2017 : on refait le match avec Lomepal, Madben, Deena Abdelwahed et Marie Sabot de We Love Green
C’est devenu une habitude. Chaque année, nous réunissons quatre acteurs de la scène musicale pour évoquer les thèmes qui ont marqué ces derniers mois. Nous leur faisons tirer au sort des sujets inscrits sur des petits papiers pliés en quatre et ils échangent autour d’un verre et de quelques douceurs. Cette année, dans le magnifique appartement prêté par notre ami photographe Philippe Levy étaient réunis Marie Sabot, directrice du festival We Love Green, la Tunisienne Deena Abdelwahed, l’une des plus talentueuses représentantes de la jeune scène électronique du Maghreb, le rappeur Lomepal et pour finir Madben, le DJ et producteur techno qui n’en finit pas de monter et dont attend le premier album début avril. Let’s go.
Caprices de DJ, trop c’est trop ?
Lomepal : Je ne peux pas vous parler de mes caprices, en revanche je peux vous parler des nombreuses fois où, alors que je n’étais pas encore très connu, on m’a traité comme de la merde avant un concert. Quel que soit leur niveau de notoriété, les artistes ont besoin de se concentrer avant de monter sur scène. Il nous faut simplement un peu de solitude et de tranquillité pour répéter. Cela paraît simple à comprendre, mais combien de fois on est parqué comme du bétail dans des loges minuscules avec tous les autres artistes et leur staff ? Il y a du bruit, du stress, comment se concentrer dans ces conditions ? J’ai plein de mauvaises expériences en la matière, mais ce n’est pas pour autant que je fais des caprices aujourd’hui que je suis plus connu. Il faut un juste milieu.

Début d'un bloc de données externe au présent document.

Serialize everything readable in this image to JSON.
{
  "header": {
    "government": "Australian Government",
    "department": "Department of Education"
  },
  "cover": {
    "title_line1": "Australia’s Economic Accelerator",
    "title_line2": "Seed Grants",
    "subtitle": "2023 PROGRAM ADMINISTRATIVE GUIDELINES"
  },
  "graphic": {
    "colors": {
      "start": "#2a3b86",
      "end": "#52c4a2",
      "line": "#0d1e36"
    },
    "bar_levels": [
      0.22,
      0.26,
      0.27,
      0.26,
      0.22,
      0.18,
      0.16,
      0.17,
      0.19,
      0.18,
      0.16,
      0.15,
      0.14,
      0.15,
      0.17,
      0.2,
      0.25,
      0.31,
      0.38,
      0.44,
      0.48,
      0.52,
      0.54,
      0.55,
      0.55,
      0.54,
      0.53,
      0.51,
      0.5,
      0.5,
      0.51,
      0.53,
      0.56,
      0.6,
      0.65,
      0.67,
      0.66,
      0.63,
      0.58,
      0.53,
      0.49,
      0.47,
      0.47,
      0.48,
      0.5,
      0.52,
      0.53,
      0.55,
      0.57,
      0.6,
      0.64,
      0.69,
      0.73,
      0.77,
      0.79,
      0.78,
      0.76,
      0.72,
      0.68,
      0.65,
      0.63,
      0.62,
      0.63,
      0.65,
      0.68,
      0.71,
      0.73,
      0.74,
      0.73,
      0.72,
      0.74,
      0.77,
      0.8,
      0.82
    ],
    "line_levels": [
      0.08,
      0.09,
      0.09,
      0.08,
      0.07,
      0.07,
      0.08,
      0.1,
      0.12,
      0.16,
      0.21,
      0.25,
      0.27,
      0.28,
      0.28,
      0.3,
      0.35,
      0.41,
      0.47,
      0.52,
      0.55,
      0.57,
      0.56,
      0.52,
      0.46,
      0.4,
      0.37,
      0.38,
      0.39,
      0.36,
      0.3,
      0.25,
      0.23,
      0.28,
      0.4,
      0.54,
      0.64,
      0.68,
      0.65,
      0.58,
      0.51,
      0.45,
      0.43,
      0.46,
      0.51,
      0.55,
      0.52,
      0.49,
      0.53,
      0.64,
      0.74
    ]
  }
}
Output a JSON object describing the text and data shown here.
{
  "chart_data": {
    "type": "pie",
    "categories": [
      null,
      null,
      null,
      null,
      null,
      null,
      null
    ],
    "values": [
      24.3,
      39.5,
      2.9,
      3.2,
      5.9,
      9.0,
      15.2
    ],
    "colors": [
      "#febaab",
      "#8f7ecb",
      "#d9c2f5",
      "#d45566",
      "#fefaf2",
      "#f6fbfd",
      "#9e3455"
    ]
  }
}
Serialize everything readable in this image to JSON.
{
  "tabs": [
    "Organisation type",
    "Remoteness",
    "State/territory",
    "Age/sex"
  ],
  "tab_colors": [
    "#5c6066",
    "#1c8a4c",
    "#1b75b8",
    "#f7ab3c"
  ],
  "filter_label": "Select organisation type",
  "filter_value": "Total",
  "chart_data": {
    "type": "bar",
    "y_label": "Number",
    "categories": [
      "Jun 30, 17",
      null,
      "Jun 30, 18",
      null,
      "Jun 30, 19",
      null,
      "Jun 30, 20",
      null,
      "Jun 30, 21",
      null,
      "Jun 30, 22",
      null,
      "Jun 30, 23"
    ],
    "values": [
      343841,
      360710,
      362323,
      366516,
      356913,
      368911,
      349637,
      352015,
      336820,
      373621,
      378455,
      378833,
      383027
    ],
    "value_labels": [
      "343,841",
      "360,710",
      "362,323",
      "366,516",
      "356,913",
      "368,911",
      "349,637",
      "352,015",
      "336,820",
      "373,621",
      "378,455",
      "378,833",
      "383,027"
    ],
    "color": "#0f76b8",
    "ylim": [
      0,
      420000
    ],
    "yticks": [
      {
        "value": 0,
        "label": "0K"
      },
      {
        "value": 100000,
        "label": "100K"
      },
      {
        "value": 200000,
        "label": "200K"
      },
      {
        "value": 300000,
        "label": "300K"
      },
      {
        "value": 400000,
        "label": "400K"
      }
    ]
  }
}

Marie Sabot : On oublie souvent qu’il faut beaucoup de courage pour monter sur scène. Il faut protéger les artistes pour qu’ils soient en état de donner cette étincelle qu’on attend tous. Le public, mais aussi les organisateurs, demandent beaucoup. Et l’entourage de l’artiste essaie de faire en sorte que rien ne vienne parasiter sa concentration. En ce sens, les demandes sont généralement légitimes. Cela dit, l’économie des événements, et surtout des événements électroniques, ne permet pas toujours de répondre à la totalité d’entre elles. De nombreux promoteurs d’événements estiment aujourd’hui que les cachets ne peuvent plus augmenter sans mettre en péril toute la chaîne. On est dans une bulle qui grossit de 10 à 20 % chaque année. Sans parler du nombre d’étoiles des hôtels ou des vols en jet privé. Les avions, ce n’est pas pour le confort, mais pour la rapidité. Du mercredi au dimanche, certains DJs jouent plusieurs fois dans la même nuit. Il y a finalement peu de “têtes d’affiche” dans la musique électronique. Il faudrait que les festivals donnent leur chance à plus d’artistes pour que de nouvelles figures populaires émergent. Un festival avec moins de têtes d’affiche peut quand même être intéressant.
Madben : Trop souvent les affiches des festivals sont les mêmes. Ce sont toujours les mêmes noms qui font vendre les billets. Je suis frappé de voir certains artistes marketés comme des marques de yaourt. Pas seulement dans l’univers EDM, mais aussi dans celui de la musique dite “underground”. J’ai croisé des DJs dont les cachets sont quinze fois supérieurs aux miens et qui se comportent comme de véritables petites entreprises, avec six personnes qui travaillent à leur service à plein temps. Trop d’artistes construisent aujourd’hui leur cote grâce à leur image sur les réseaux sociaux. Je vis de ma musique depuis quatre ans, mais cela fait quinze ans que j’en joue. J’ai vu les choses changer petit à petit et les demandes de certains devenir de plus en plus délirantes. Le pire est que ces demandes ne viennent pas des artistes, mais souvent de leurs agents. J’ai joué avec des artistes qui n’étaient pas au courant de ce que leur agent avait demandé en leur nom.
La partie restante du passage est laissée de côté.